Advice for Artists Whose Parents Want Them to Be Engineers

July 8, 2021

Viet Thanh Nguyen

By Viet Thanh Nguyen

Mr. Nguyen is the author of the Pulitzer Prize-winning novel “The Sympathizer” and its sequel, “The Committed.” He is a professor of English, American studies and comparative literature at the University of Southern California.

“When I give lectures on college campuses, the most difficult question I am asked is this: “I want to pursue my dream, but my parents want me to do something different. What should I do?”

I can relate. What would have made me happy as a young person was to be a writer and study literature. What would have made my parents happy was for me to become a doctor like my brother, who went to Harvard and Stanford. How could I come home to my refugee parents, who worked seven days a week in their grocery store, and tell them that I wanted to read Jane Austen and the Romantic poets, and major in English, a language they didn’t speak in their own home?

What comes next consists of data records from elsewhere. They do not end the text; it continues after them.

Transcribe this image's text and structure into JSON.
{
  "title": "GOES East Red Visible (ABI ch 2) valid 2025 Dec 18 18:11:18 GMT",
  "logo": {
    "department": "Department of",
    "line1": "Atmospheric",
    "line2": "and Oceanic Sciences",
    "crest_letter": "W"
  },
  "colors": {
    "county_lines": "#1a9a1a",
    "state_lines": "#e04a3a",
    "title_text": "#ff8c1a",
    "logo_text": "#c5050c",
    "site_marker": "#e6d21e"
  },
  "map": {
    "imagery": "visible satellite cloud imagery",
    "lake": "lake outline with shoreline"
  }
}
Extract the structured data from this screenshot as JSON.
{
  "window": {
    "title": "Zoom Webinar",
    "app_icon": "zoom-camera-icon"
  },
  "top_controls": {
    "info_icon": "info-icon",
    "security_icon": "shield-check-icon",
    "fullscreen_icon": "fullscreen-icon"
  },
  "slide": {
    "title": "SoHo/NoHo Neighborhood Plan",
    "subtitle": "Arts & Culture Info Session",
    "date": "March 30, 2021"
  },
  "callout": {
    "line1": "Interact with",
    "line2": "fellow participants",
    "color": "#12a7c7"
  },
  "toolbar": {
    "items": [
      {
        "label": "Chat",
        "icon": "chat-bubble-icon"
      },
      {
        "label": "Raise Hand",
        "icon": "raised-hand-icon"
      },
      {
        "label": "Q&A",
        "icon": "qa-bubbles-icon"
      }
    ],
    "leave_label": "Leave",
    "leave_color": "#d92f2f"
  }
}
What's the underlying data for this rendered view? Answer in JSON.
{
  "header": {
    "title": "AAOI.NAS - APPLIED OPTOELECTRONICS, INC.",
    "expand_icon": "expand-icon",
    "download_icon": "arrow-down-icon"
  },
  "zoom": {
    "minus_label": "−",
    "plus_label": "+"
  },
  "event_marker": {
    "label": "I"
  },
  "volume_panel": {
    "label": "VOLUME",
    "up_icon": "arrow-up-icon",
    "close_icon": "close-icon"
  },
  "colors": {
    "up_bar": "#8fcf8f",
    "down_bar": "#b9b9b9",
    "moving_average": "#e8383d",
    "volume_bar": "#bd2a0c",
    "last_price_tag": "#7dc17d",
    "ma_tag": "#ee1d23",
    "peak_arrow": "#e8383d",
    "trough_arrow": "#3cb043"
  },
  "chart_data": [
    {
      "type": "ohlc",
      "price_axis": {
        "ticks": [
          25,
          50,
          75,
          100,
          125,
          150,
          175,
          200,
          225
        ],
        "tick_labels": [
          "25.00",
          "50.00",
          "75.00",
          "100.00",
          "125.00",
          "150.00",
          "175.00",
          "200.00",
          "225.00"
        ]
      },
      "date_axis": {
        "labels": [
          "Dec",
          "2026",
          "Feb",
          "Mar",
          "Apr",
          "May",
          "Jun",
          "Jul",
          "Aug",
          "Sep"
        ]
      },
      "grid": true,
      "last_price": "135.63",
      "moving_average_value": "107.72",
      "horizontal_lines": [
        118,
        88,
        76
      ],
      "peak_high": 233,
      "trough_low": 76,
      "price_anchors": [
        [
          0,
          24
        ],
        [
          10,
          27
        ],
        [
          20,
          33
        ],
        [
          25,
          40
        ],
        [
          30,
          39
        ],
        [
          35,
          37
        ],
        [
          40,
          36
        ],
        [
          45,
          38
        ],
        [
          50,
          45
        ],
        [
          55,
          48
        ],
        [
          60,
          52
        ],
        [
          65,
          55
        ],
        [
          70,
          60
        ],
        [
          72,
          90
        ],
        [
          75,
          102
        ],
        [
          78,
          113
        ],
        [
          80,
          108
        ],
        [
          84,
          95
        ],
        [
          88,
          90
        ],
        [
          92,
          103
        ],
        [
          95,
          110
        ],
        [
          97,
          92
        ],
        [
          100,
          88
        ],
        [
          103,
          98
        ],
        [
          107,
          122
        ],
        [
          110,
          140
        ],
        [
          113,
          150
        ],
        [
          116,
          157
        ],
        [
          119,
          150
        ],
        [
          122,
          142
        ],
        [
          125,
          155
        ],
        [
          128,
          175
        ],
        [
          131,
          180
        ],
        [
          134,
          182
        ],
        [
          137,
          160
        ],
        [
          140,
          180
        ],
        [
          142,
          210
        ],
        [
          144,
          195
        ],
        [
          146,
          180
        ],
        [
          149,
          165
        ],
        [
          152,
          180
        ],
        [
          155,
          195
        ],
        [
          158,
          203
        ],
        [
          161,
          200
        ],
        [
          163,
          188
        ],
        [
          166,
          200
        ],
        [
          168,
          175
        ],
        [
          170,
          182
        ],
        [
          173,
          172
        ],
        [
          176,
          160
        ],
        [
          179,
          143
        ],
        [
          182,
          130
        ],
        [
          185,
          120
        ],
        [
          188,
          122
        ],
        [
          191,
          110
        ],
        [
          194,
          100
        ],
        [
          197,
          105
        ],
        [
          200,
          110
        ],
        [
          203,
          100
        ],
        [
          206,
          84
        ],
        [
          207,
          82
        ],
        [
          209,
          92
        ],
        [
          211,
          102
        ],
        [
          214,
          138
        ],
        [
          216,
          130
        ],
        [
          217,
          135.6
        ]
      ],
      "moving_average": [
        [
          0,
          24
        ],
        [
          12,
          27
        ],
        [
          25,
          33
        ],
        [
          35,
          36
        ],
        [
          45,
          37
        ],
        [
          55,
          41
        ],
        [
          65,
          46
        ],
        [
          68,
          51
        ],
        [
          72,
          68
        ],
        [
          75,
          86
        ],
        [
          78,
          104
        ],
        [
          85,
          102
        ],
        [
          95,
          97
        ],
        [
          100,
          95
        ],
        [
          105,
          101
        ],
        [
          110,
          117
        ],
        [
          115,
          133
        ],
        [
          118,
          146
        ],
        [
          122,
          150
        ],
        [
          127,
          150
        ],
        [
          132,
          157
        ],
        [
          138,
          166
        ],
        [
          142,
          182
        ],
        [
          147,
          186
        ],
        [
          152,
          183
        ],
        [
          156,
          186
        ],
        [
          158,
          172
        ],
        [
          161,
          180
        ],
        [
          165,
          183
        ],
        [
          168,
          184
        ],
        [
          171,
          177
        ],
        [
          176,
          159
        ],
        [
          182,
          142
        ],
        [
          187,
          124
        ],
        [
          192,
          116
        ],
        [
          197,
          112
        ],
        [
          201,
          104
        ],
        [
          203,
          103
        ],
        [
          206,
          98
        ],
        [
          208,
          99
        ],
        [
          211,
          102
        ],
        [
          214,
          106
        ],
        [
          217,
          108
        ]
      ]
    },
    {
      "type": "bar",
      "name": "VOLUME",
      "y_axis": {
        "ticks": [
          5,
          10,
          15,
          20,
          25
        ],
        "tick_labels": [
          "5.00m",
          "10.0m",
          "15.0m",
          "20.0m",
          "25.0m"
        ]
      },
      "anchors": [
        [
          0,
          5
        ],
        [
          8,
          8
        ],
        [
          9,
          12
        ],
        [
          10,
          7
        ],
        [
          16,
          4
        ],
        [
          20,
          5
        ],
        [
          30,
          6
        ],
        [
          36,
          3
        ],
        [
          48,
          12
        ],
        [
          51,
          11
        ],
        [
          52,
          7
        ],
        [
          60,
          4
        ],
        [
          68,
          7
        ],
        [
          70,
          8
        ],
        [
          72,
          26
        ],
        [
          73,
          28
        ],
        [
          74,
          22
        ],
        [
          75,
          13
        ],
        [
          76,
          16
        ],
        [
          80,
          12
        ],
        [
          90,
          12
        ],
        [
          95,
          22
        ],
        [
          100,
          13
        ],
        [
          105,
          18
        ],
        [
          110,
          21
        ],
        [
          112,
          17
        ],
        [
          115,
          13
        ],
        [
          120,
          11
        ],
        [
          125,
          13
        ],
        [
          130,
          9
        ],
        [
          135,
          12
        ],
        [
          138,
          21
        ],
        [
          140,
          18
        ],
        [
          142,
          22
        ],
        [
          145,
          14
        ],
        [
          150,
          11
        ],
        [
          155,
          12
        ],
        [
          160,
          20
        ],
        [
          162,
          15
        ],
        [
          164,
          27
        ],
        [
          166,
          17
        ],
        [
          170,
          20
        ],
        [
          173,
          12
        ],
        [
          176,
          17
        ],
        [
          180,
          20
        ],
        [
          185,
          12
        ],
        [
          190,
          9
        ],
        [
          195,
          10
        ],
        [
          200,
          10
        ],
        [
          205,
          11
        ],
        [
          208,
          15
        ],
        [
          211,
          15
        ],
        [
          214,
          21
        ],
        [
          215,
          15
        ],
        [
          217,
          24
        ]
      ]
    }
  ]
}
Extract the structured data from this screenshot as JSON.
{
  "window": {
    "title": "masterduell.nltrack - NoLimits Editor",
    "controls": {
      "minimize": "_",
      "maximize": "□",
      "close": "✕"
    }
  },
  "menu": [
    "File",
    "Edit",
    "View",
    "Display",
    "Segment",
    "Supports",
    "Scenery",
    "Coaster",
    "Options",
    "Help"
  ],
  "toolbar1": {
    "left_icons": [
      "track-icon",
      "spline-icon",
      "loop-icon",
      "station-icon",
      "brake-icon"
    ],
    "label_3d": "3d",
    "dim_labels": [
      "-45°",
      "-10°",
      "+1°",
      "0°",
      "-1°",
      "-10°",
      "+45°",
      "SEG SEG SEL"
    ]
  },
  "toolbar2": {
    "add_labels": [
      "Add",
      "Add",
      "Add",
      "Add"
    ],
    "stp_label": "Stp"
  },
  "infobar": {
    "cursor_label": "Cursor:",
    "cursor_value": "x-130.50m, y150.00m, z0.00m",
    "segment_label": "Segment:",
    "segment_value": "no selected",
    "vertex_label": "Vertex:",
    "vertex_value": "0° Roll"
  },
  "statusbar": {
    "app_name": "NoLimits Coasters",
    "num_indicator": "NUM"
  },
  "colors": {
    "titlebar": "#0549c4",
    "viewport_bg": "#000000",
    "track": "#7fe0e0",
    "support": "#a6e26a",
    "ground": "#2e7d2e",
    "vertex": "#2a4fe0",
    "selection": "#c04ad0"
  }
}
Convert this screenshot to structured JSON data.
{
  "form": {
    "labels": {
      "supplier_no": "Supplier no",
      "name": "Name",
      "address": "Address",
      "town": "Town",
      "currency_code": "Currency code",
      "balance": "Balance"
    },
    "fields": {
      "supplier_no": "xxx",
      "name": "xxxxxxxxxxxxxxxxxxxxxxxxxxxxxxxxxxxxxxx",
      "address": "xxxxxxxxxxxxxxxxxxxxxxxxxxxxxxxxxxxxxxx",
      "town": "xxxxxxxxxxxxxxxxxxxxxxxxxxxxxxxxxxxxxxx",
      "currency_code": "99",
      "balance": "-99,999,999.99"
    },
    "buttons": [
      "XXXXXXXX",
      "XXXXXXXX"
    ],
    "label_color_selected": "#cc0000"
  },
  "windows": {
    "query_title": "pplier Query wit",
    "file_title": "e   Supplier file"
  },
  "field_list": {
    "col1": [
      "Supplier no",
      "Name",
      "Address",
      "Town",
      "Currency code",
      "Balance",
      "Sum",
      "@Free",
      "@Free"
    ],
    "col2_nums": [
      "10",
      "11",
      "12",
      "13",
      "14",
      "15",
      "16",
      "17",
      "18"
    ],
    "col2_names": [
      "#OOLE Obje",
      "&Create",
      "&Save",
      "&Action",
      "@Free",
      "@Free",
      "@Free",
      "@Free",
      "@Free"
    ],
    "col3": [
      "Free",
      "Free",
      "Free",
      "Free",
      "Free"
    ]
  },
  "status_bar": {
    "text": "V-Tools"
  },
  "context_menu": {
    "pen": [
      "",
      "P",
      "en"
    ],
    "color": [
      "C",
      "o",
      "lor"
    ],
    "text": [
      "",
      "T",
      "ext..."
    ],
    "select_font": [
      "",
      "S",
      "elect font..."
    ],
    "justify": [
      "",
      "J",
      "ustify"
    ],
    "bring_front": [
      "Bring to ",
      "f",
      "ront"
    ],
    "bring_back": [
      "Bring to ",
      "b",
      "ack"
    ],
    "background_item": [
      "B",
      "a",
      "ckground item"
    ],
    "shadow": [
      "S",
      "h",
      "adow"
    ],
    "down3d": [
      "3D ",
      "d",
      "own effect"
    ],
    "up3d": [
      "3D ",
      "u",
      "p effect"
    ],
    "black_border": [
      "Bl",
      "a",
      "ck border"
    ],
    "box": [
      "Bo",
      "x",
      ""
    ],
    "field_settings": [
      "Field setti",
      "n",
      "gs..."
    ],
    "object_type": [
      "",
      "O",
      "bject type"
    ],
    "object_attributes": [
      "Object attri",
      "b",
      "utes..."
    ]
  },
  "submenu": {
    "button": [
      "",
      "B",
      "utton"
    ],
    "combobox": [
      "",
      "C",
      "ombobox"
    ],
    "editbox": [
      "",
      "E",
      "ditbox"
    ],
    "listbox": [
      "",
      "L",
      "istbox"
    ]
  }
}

Eventually I did tell my parents I was majoring in English, but I wasn’t ready at first to tell them that I wanted to be a writer. That would have been going too far. My day job was being a professor, and my dream job was being a writer, which consumed my nights, weekends and summers. It was exhausting, but so were the sacrifices that my parents made for us.

I did not expect my parents to read my books. Their acceptance of my choice to become a professor was enough for me. And then one day I presented them with what they had not been expecting: a novel. Surprise!”